Die Pain Reprocessing Therapy (PRT) wurde unter anderem von Dr. Howard Schubiner entwickelt. Sie basiert auf der Erkenntnis, dass viele chronische Schmerzen – besonders wenn keine strukturellen Schäden vorliegen – nicht im Gewebe, sondern im Gehirn entstehen. Das bedeutet: Das Gehirn „lernt“ Schmerz – und es kann auch lernen, ihn wieder loszulassen.
PRT hilft dabei, die Angst vor Symptomen zu verringern, das Nervensystem zu beruhigen und durch neue Erfahrungen Sicherheit im Körper zu verankern. Sie verbindet Aufklärung mit gezielter Umfokussierung der Aufmerksamkeit und sanfter Reprogrammierung.
Was hat das mit ME/CFS zu tun?
Viele Symptome bei ME/CFS – wie Schmerzen, Erschöpfung, Schwindel oder Überreizung – können durch ein überempfindliches Warnsystem im Gehirn verstärkt werden. PRT setzt genau dort an: Es hilft, die neurologische Alarmbereitschaft zu verringern und dem Gehirn neue Botschaften von Sicherheit zu senden. So können Symptome nach und nach ihre Intensität verlieren.
🌱 Salutogenese – Gesundheit trotz Belastung
Was bedeutet das?
Die Salutogenese (nach Aaron Antonovsky) fragt nicht: „Warum wird ein Mensch krank?“, sondern: „Was erhält uns gesund – selbst unter schwierigen Bedingungen?“
Im Zentrum steht das sogenannte Kohärenzgefühl: Das Leben wird als verstehbar, handhabbar und sinnvoll erlebt – ein starker Schutzfaktor für unsere Gesundheit.
Was hat das mit ME/CFS zu tun?
ME/CFS wird oft als unkontrollierbar und rätselhaft erlebt. Die Salutogenese unterstützt dabei, wieder Orientierung zu finden, innere und äußere Ressourcen zu erkennen – und damit das Gefühl zurückzugewinnen, dem eigenen Erleben nicht ausgeliefert zu sein. Das stärkt nicht nur die psychische Stabilität, sondern auch die Selbstregulationsfähigkeit des Nervensystems.

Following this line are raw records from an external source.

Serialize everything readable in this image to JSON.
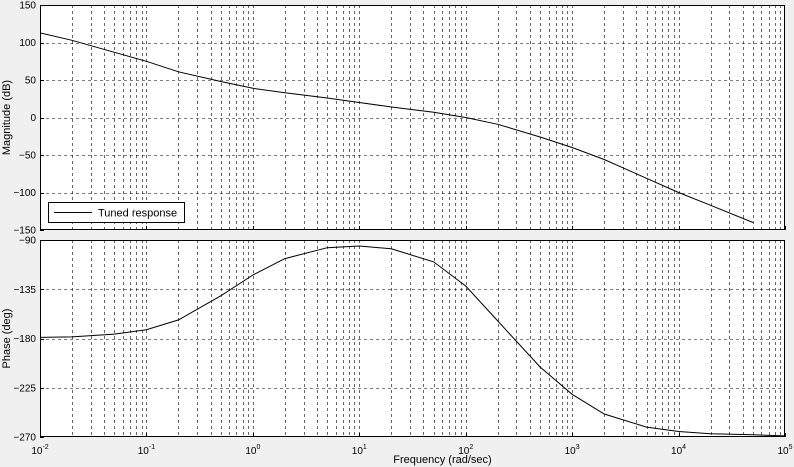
{
  "colors": {
    "figure_bg": "#f0f0f0",
    "axes_bg": "#ffffff",
    "line": "#000000",
    "grid": "#000000"
  },
  "legend": {
    "label": "Tuned response",
    "position": "bottom-left"
  },
  "xaxis": {
    "label": "Frequency  (rad/sec)",
    "scale": "log",
    "range": [
      0.01,
      100000
    ],
    "ticks": [
      {
        "value": 0.01,
        "base": "10",
        "exp": "-2"
      },
      {
        "value": 0.1,
        "base": "10",
        "exp": "-1"
      },
      {
        "value": 1,
        "base": "10",
        "exp": "0"
      },
      {
        "value": 10,
        "base": "10",
        "exp": "1"
      },
      {
        "value": 100,
        "base": "10",
        "exp": "2"
      },
      {
        "value": 1000,
        "base": "10",
        "exp": "3"
      },
      {
        "value": 10000,
        "base": "10",
        "exp": "4"
      },
      {
        "value": 100000,
        "base": "10",
        "exp": "5"
      }
    ]
  },
  "chart_data": [
    {
      "type": "line",
      "ylabel": "Magnitude (dB)",
      "xscale": "log",
      "xlim": [
        0.01,
        100000
      ],
      "ylim": [
        -150,
        150
      ],
      "yticks": [
        {
          "value": 150,
          "label": "150"
        },
        {
          "value": 100,
          "label": "100"
        },
        {
          "value": 50,
          "label": "50"
        },
        {
          "value": 0,
          "label": "0"
        },
        {
          "value": -50,
          "label": "−50"
        },
        {
          "value": -100,
          "label": "−100"
        },
        {
          "value": -150,
          "label": "−150"
        }
      ],
      "grid": true,
      "series": [
        {
          "name": "Tuned response",
          "x": [
            0.01,
            0.02,
            0.05,
            0.1,
            0.2,
            0.5,
            1,
            2,
            5,
            10,
            20,
            50,
            100,
            200,
            500,
            1000,
            2000,
            5000,
            10000,
            20000,
            50000
          ],
          "y": [
            113,
            103,
            87,
            75,
            61,
            48,
            39,
            33,
            26,
            20,
            14,
            7,
            0,
            -9,
            -26,
            -40,
            -56,
            -81,
            -100,
            -117,
            -140
          ]
        }
      ]
    },
    {
      "type": "line",
      "ylabel": "Phase (deg)",
      "xlabel": "Frequency  (rad/sec)",
      "xscale": "log",
      "xlim": [
        0.01,
        100000
      ],
      "ylim": [
        -270,
        -90
      ],
      "yticks": [
        {
          "value": -90,
          "label": "−90"
        },
        {
          "value": -135,
          "label": "−135"
        },
        {
          "value": -180,
          "label": "−180"
        },
        {
          "value": -225,
          "label": "−225"
        },
        {
          "value": -270,
          "label": "−270"
        }
      ],
      "grid": true,
      "series": [
        {
          "name": "Tuned response",
          "x": [
            0.01,
            0.02,
            0.05,
            0.1,
            0.2,
            0.5,
            1,
            2,
            5,
            10,
            20,
            50,
            100,
            200,
            500,
            1000,
            2000,
            5000,
            10000,
            20000,
            50000,
            100000
          ],
          "y": [
            -179,
            -178.5,
            -176,
            -172,
            -163,
            -141,
            -122,
            -107,
            -97,
            -95.5,
            -98,
            -110,
            -132,
            -164,
            -206,
            -231,
            -249,
            -261,
            -265,
            -267,
            -268,
            -269
          ]
        }
      ]
    }
  ]
}
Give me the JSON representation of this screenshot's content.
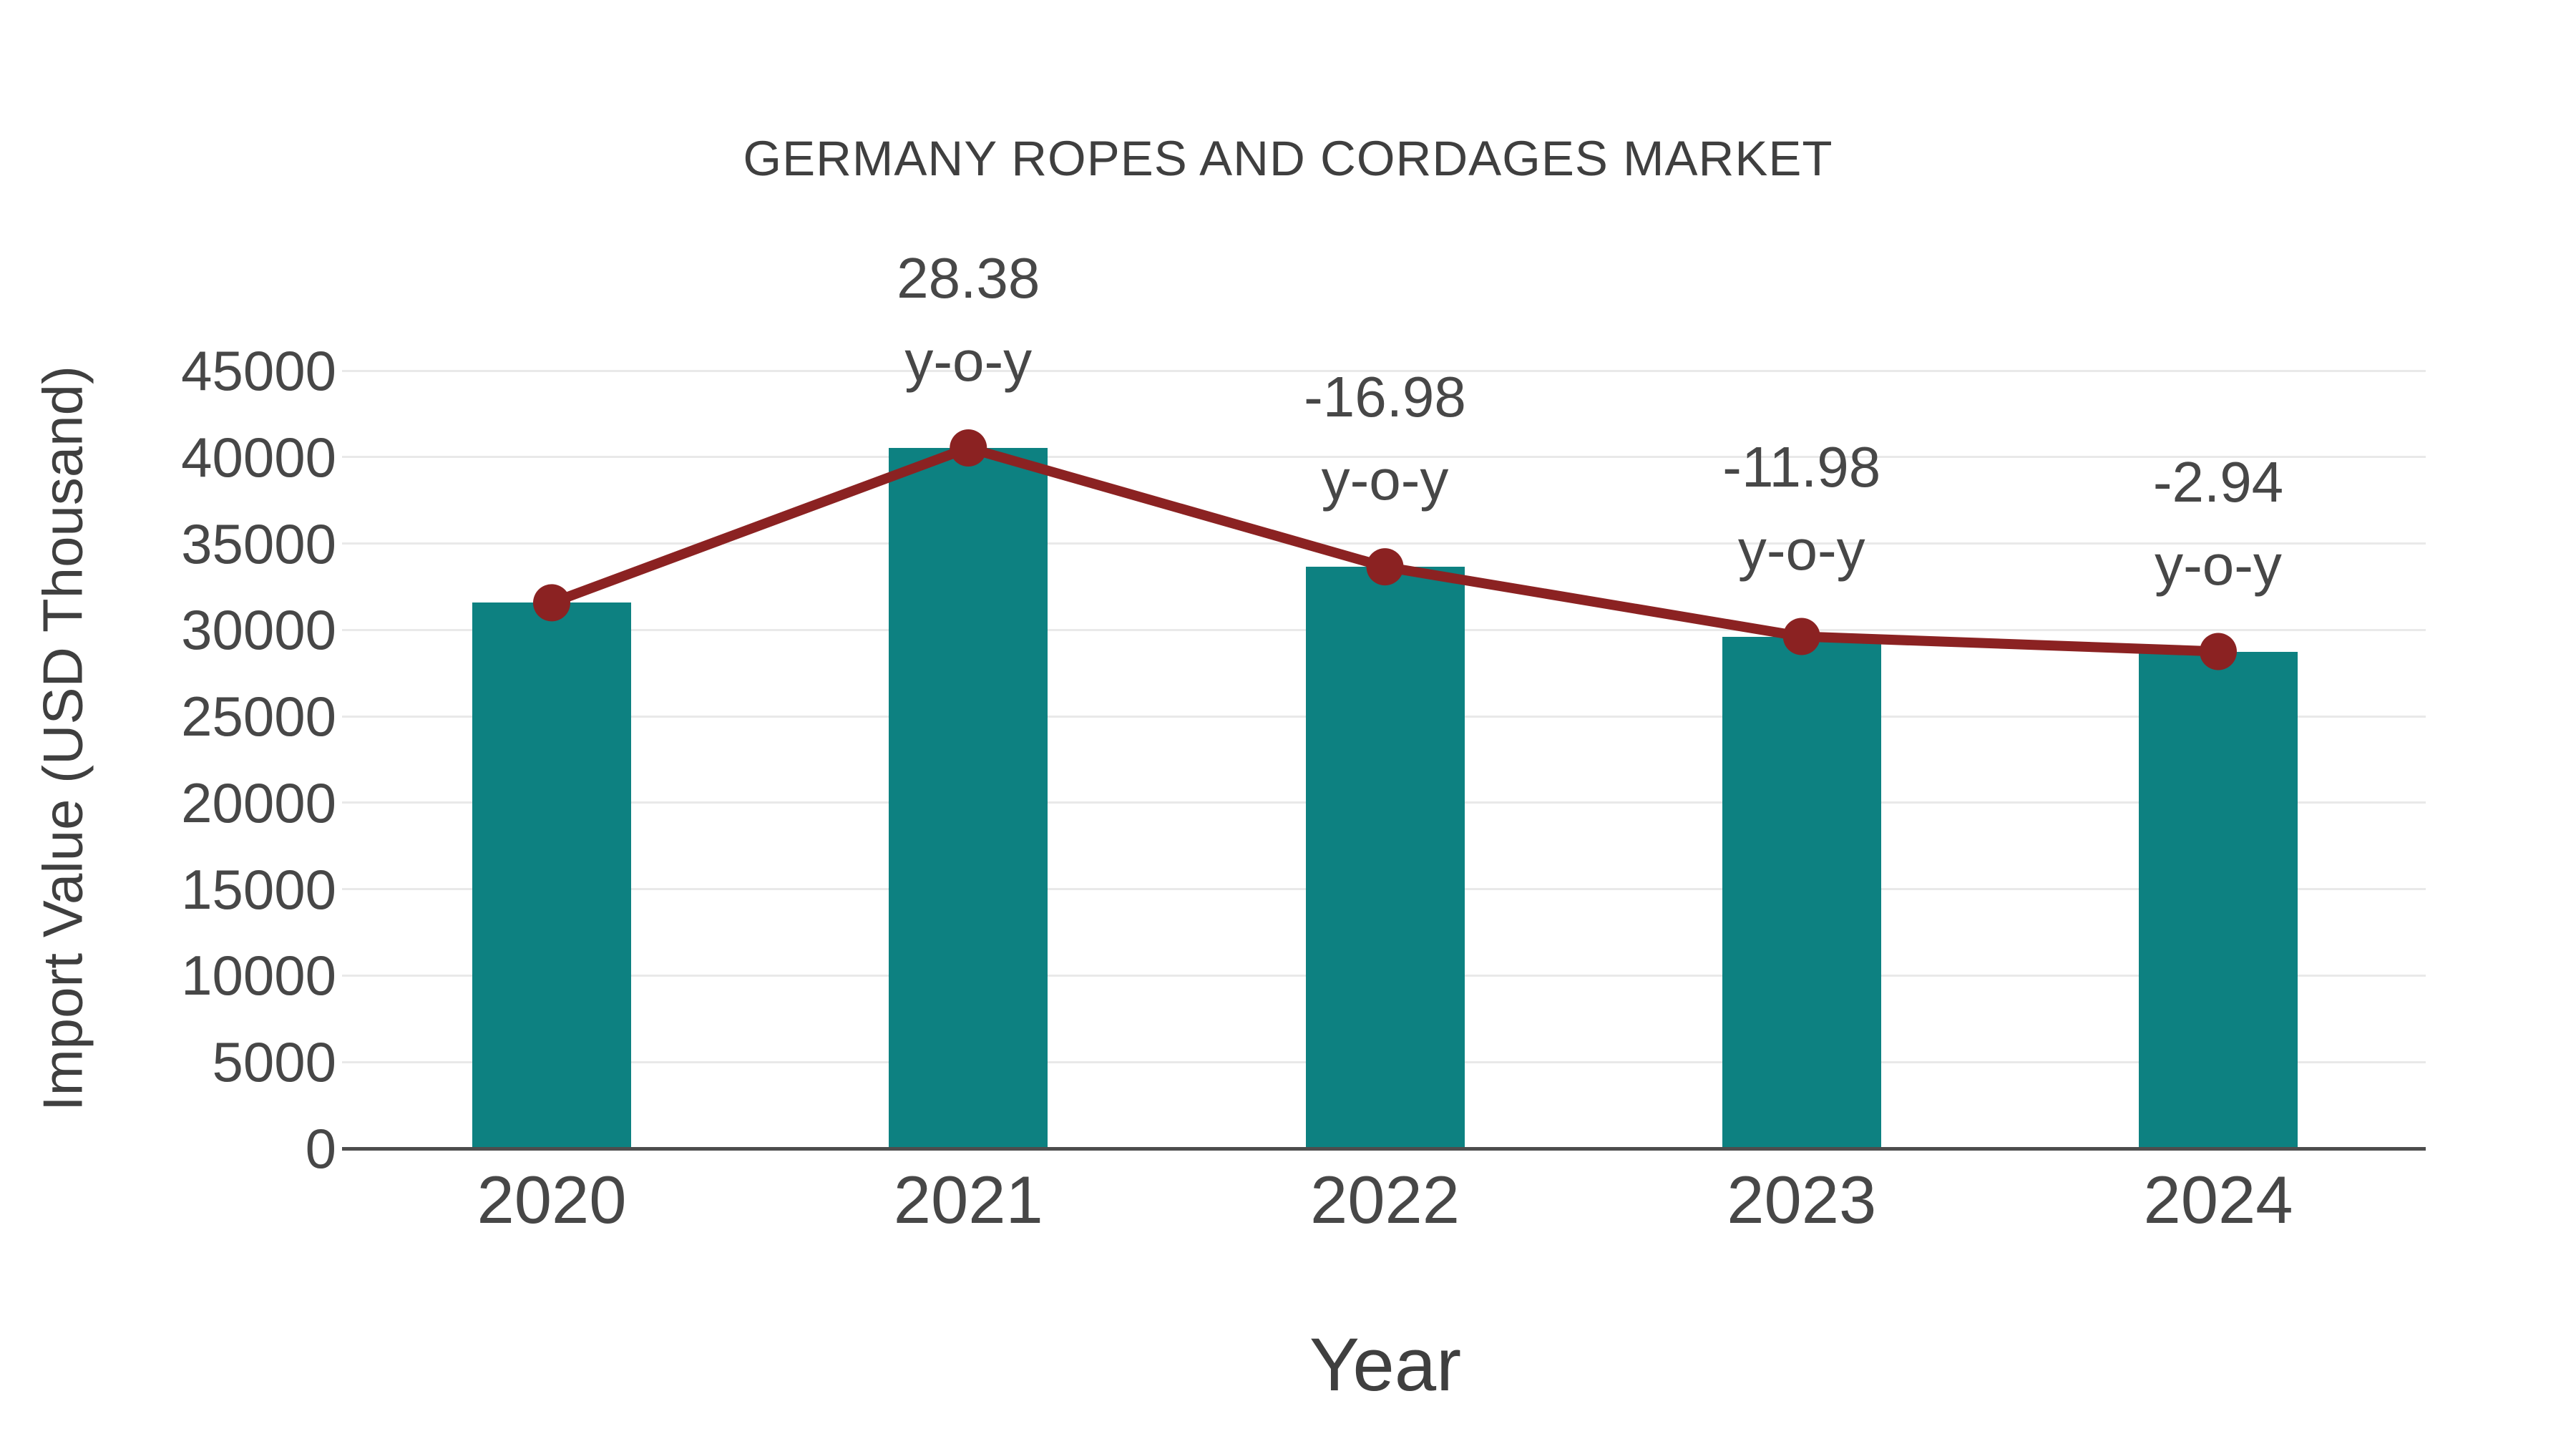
{
  "chart_data": {
    "type": "bar",
    "title": "GERMANY ROPES AND CORDAGES MARKET",
    "xlabel": "Year",
    "ylabel": "Import Value (USD Thousand)",
    "categories": [
      "2020",
      "2021",
      "2022",
      "2023",
      "2024"
    ],
    "series": [
      {
        "name": "Import Value (USD Thousand)",
        "type": "bar",
        "values": [
          31570,
          40530,
          33650,
          29620,
          28750
        ]
      },
      {
        "name": "y-o-y trend line",
        "type": "line",
        "values": [
          31570,
          40530,
          33650,
          29620,
          28750
        ]
      }
    ],
    "yoy_percent": [
      null,
      28.38,
      -16.98,
      -11.98,
      -2.94
    ],
    "annotations": [
      {
        "category": "2021",
        "value_label": "28.38",
        "sub_label": "y-o-y"
      },
      {
        "category": "2022",
        "value_label": "-16.98",
        "sub_label": "y-o-y"
      },
      {
        "category": "2023",
        "value_label": "-11.98",
        "sub_label": "y-o-y"
      },
      {
        "category": "2024",
        "value_label": "-2.94",
        "sub_label": "y-o-y"
      }
    ],
    "ylim": [
      0,
      45000
    ],
    "ytick_step": 5000,
    "ytick_labels": [
      "0",
      "5000",
      "10000",
      "15000",
      "20000",
      "25000",
      "30000",
      "35000",
      "40000",
      "45000"
    ],
    "grid": "horizontal",
    "legend": "none",
    "colors": {
      "bar": "#0D8181",
      "line": "#8B2222",
      "marker": "#8B2222",
      "grid": "#E9E9E9",
      "axis": "#4D4D4D",
      "tick_text": "#474747",
      "title_text": "#3F3F3F"
    }
  }
}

⚖️ Psychoneuroimmunologie – alles hängt zusammen
Was bedeutet das?
Die Psychoneuroimmunologie erforscht die Wechselwirkungen zwischen Psyche, Nervensystem, Hormonen und Immunsystem. Sie zeigt: Chronischer Stress kann Entzündungen begünstigen und unser Immunsystem beeinträchtigen – umgekehrt können körperliche Entzündungen auch unsere Stimmung und unser Denken beeinflussen.
Was hat das mit ME/CFS zu tun?
ME/CFS ist eine Erkrankung, bei der oft genau diese Systeme aus dem Gleichgewicht geraten sind. Die Psychoneuroimmunologie macht deutlich, dass ein ganzheitlicher Blick nötig ist – und dass Regulation auf einer Ebene (z. B. im Nervensystem) positive Effekte auf andere Systeme haben kann. Das erklärt auch, warum manche Methoden, die Körper und Psyche einbeziehen, so wirkungsvoll sein können.
💬 Zum Abschluss
Gesundheit ist nicht entweder „körperlich“ oder „psychisch“.
Bei ME/CFS geht es um ein fein abgestimmtes Zusammenspiel – zwischen Nervensystem, Immunsystem, innerer Verarbeitung und äußeren Belastungen.
Diese Konzepte helfen dabei, die Erkrankung besser zu verstehen – und neue Wege der Regulation und Erholung zu entdecken.